The First Nation of Na-Cho Nyak Dun, whose traditional territory the buildings sit on, discovered the lodge and made a complaint to the department of Energy, Mines and Resources, said Fairclough.
The First Nation wants the buildings removed.
Following complaints about the lodge, the Yukon government sent McKinnon a letter on October 19, demanding he provide documented proof he holds legal title for the land the lodge and buildings sit on.
“To our knowledge, the above occupation is without lawful authority,” reads the letter, signed by Yukon government legal services counsel Michael Winstanley.
On Monday, Fentie announced McKinnon has until December 15 to provide the paperwork.
If the documents aren’t produced, McKinnon has been informed the government will take action through the courts, and the lands branch will seek a court-ordered removal, he said.
The Yukon Party government took little time deliberating about razing a squatter’s cabin near Mayo in 2005, once it was determined that it was illegally built on Crown land.
But Fairclough isn’t satisfied the government is going to get rid of the outfitter’s buildings if they’re illegal.
He wants to know why McKinnon believes he got verbal permission, and he pushed Fentie to ask each of his cabinet ministers if they gave McKinnon the thumbs-up.
“Let’s go through a process of elimination,” he said during question period on Monday, before listing each minister.
“Has he (Fentie) asked … if they had any role to play in giving the verbal assurance to proceed with this construction?”
Fentie joked that he should also ask the governor of Alaska and the premier of Alberta too, before he quashed Fairclough’s demand.
“There is no such thing as a minister telling any person that they can do something of this nature,” he said.
“It can’t happen. There are laws in this territory and the government side doesn’t break law; otherwise there is a problem.”
Fentie refused to speculate what would happen if it is found that a minister did give McKinnon verbal permission to build the lodge.
“I’m not in the business of ‘if,’” he said after question period on Monday. “I’m in the business of fact, law, policy, regulation.”
The government knew about the buildings since 2005 but didn’t let the Na-Cho Nyak Dun First Nation know, said Fairclough.
“That doesn’t say much about the Yukon Party government’s working relationship with First Nations governments at all,” he said.
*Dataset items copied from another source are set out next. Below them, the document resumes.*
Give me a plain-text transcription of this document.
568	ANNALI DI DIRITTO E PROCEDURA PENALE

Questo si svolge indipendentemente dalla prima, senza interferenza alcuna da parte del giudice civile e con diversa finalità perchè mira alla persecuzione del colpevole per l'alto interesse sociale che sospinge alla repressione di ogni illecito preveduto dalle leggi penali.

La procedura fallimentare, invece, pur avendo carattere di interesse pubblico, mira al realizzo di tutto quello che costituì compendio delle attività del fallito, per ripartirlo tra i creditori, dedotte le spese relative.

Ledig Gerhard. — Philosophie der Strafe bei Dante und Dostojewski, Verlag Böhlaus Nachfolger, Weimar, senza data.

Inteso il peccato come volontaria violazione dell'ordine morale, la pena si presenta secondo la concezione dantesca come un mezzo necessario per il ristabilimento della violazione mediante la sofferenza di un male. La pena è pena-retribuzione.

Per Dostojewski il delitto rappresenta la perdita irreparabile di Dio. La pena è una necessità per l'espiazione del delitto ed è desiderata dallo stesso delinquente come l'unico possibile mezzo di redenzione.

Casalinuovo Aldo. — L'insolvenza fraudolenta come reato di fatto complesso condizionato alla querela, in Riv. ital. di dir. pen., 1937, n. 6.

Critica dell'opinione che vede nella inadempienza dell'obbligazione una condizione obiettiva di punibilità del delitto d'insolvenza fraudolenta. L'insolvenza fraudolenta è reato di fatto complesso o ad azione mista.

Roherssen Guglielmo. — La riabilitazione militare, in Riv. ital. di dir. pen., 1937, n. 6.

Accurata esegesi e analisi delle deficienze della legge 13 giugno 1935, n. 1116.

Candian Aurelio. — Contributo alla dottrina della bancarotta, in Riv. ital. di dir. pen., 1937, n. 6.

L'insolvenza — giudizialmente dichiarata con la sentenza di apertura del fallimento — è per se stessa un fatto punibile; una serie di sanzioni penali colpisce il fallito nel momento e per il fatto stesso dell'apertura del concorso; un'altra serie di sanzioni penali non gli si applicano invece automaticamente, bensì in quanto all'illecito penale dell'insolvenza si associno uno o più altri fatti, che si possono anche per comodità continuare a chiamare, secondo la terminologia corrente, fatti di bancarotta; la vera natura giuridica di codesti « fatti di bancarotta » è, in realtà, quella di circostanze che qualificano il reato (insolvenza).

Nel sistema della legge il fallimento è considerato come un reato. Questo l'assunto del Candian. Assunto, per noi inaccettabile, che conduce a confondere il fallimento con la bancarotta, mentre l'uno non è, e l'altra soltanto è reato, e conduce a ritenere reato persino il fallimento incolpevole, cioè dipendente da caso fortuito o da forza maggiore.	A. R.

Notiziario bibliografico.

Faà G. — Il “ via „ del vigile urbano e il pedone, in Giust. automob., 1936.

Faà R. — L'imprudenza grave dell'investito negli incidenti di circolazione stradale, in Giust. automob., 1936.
“It’s a matter of respect. The lands department from Na Cho Nyuk Dun has known about it, has written to government, and it took a long time before they got a response.”
If it is revealed a minister played a role in convincing McKinnon he had the legal all-clear to build the cabin, Fairclough suggested a solution.
“If it was a minister, he should be fired immediately,” he said.
McKinnon, who lives in Alberta during the winter, was contacted but didn’t return calls before press time.